Advertisement

Gelatin Capsule Firm Fears Fallout From Tylenol Death

Share
Times Staff Writer

Banner Gelatin Products is afraid the Tylenol scare will give its industry a bad name.

As a maker of gelatin pharmaceutical capsules, the Chatsworth-based company worries that the recent discovery in New York of cyanide-tainted Tylenol capsules will frighten consumers away from capsules in general.

To calm consumers’ fears--and to head off a threat to its business--Banner’s executives have been rushing to point out that not all capsules are alike.

Banner’s capsules are the soft, hermetically sealed kind commonly used for Vitamin E pills. Company executives say Banner’s capsules are different from the hard, two-piece capsules used with Extra-Strength Tylenol in a crucial way: Their sealed capsules leak when they are punctured, so consumers can easily spot a contaminated product before it’s too late.

Advertisement

‘Unfair’ Spotlight on Capsules

Gordon K. Freshman, Banner’s president and chief executive, conceded that his company is relying heavily on its products’ “tamper-evident” quality as a selling point these days.

“We want to divorce ourselves from this whole mess as best we can,” Freshman said. “We think there’s a growing negativism about capsules and it’s unfair.”

Banner officials say it is too early to tell whether sales at their $30-million-a-year company will be hurt by the problems at Johnson & Johnson, the makers of Tylenol.

Freshman, 50, said his immediate aim is to capture business from companies that no longer want to sell hard, two-piece capsules. In fact, Banner plans to resume a 3-year-old advertising campaign in trade journals that touts its capsules as “a soft solution.”

Contacted by Pharmaceuticals

“We’re not trying to capitalize on the Tylenol situation,” Freshman said. “We simply feel we have a superior product.”

W. Patrick Noonan, executive vice president, said Banner already has been contacted by several pharmaceutical companies that use hard capsules about the possibility of doing business. Noonan said those pharmaceutical companies fear that customers may shy away from their existing products.

Advertisement

There are some technological problems with soft capsules, however. For example, an experiment in which the contents of a Contac capsule were put through the soft-capsule production process crushed the tiny particles, leaving a mushy mess inside the soft capsule.

Pharmaceutical industry officials maintain that the main advantage of capsules over pills is that they are easier to swallow. Surveys also have shown that many people think capsules are stronger than pills, even though industry officials say that isn’t true.

Banner is one of a handful of companies that seals oil and paste pharmaceuticals made by other companies in soft capsules. Pharmacaps, an Elizabeth, N. J., subsidiary of Iroquois Brands, and R. P. Scherer in Clearwater, Fla., are among Banner’s competitors.

Controversy in the pharmaceutical industry was touched off when capsules of Tylenol, the top-selling painkiller with about 35% of the U.S. market, were found to be contaminated with potassium cyanide in a suburb north of New York earlier this month.

Diane Elsroth, a 23-year-old Peekskill, N. Y., woman who had taken two of the poisoned capsules, died Feb. 8. Four days later, federal workers checking bottles of Tylenol capsules from retailers discovered another five tainted capsules in another bottle.

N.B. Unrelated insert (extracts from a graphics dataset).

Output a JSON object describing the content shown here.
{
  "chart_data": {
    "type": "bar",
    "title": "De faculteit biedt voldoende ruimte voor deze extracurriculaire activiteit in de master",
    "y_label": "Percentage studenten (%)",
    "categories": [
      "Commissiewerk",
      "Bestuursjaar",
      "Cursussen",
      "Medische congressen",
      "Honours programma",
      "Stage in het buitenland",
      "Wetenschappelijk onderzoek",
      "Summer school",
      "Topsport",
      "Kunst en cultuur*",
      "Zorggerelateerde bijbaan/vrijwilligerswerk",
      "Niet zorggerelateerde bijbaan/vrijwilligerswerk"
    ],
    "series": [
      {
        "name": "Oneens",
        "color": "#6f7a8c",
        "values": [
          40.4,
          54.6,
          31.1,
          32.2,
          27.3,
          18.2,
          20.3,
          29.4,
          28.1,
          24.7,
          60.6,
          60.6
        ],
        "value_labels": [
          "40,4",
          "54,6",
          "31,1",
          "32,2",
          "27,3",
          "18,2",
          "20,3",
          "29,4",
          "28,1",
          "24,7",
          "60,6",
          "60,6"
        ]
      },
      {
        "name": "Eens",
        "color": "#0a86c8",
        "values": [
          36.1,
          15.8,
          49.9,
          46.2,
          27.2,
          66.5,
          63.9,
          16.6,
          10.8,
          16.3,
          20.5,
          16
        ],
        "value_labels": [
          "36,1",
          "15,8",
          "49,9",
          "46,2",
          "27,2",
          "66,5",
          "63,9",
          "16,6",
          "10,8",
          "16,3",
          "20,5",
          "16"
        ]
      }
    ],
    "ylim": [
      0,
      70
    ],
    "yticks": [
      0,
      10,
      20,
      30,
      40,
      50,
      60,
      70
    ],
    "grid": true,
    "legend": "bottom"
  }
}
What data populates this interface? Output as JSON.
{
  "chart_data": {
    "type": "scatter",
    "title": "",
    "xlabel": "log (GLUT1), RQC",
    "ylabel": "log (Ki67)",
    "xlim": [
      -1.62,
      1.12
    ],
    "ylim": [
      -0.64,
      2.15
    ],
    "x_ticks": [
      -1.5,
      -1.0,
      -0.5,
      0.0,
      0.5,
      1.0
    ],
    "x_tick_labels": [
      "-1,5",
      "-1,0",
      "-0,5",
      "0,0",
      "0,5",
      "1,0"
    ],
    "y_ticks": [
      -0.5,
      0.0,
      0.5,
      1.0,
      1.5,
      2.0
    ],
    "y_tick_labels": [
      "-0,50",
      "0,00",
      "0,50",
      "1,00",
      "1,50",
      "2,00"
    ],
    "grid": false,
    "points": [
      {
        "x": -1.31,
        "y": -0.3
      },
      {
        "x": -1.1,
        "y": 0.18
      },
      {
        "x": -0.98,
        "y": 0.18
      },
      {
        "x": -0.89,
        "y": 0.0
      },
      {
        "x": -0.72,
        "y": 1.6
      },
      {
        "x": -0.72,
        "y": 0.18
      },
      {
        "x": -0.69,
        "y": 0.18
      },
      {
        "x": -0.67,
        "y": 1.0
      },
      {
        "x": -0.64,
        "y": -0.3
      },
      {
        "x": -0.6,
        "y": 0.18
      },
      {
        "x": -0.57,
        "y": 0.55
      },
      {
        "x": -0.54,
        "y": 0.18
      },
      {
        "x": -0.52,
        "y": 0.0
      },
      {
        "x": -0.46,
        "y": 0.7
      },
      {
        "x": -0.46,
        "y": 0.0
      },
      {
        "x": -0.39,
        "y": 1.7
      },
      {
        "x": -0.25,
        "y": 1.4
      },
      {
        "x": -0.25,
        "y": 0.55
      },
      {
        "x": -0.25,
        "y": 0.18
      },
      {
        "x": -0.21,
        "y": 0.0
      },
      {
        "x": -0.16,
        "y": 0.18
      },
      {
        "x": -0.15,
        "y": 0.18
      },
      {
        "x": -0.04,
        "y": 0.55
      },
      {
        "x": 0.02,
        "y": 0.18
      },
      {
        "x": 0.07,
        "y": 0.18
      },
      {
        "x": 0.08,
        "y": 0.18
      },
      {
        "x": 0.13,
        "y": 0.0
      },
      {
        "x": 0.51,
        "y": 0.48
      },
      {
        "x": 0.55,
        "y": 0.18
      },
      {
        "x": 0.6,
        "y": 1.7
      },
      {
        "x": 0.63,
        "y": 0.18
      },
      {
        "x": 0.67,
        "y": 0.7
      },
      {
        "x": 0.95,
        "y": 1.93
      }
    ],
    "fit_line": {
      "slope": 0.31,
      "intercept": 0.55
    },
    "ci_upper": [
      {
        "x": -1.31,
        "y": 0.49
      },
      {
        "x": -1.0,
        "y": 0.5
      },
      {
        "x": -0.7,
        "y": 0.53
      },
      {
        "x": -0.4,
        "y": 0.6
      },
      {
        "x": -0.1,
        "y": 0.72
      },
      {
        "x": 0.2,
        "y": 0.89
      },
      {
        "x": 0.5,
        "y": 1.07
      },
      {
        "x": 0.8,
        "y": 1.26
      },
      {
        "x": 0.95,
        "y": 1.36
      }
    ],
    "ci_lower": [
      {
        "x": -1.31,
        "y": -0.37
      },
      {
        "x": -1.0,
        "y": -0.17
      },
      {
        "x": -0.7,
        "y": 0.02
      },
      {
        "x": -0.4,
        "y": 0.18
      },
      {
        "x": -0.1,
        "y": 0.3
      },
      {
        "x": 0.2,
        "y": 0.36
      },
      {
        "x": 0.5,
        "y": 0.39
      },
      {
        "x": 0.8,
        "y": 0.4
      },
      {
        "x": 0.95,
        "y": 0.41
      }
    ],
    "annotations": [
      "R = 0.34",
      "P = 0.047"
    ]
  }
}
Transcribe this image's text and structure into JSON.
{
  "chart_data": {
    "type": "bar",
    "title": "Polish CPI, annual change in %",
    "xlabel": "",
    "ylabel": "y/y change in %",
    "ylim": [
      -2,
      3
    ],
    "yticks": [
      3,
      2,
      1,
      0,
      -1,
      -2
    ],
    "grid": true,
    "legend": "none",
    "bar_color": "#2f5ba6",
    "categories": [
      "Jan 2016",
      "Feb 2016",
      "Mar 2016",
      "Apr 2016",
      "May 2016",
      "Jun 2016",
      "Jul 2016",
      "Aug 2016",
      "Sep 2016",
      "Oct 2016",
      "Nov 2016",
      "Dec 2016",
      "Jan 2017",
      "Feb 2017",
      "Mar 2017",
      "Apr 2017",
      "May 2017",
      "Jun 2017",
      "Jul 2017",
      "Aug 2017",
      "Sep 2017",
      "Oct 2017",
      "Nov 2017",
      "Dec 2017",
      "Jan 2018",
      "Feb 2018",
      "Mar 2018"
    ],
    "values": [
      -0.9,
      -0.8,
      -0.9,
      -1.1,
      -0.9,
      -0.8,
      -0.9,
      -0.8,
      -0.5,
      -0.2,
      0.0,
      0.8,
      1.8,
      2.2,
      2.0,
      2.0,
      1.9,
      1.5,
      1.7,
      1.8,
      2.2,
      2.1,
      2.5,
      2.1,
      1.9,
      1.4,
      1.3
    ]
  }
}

The incidents echoed events of 1982, when seven people in the Chicago area died after taking Tylenol capsules that were also laced with potassium cyanide. Noonan said there was no noticeable effect on Banner from the Chicago incidents.

Advertisement

Banner has been in the capsule business more than 30 years. Freshman became president and chief executive of the company--then located in South Pasadena--in 1966, taking the reins from his father, who, with several family members, had bought the company 11 years earlier.

Moved to Chatsworth

In 1968, Freshman moved the company to a new building in Chatsworth. Three years later, Freshman installed new custom-designed machines. The company started a Canadian subsidiary in 1980 that markets similar products in Canada and Europe.

Banner was bought out by an Australian food conglomerate, Fielder Gillespie Davis Ltd., last April. Freshman said he was talking with investment bankers about finding a company to acquire when Fielder came along to acquire his. The Freshman family still retains a 10% interest in the business.

The company employs 190 people in Chatsworth and 50 at the Canadian subsidiary in Olds, about 50 miles north of Calgary in central Alberta.

Early on, Banner mostly made capsules for vitamins. The youthful-looking Freshman himself takes half a dozen vitamin capsules a day. Today, 83% of the company’s products are nutritional supplements. The remainder are pharmaceuticals.

One of Banner’s main products is called Procardia, a popular heart drug that the company packages in soft capsules for Pfizer, a giant in the pharmaceutical industry. Other Banner capsules contain vitamins that the company packages for private-label manufacturers that sell to retail chains such as K mart Corp.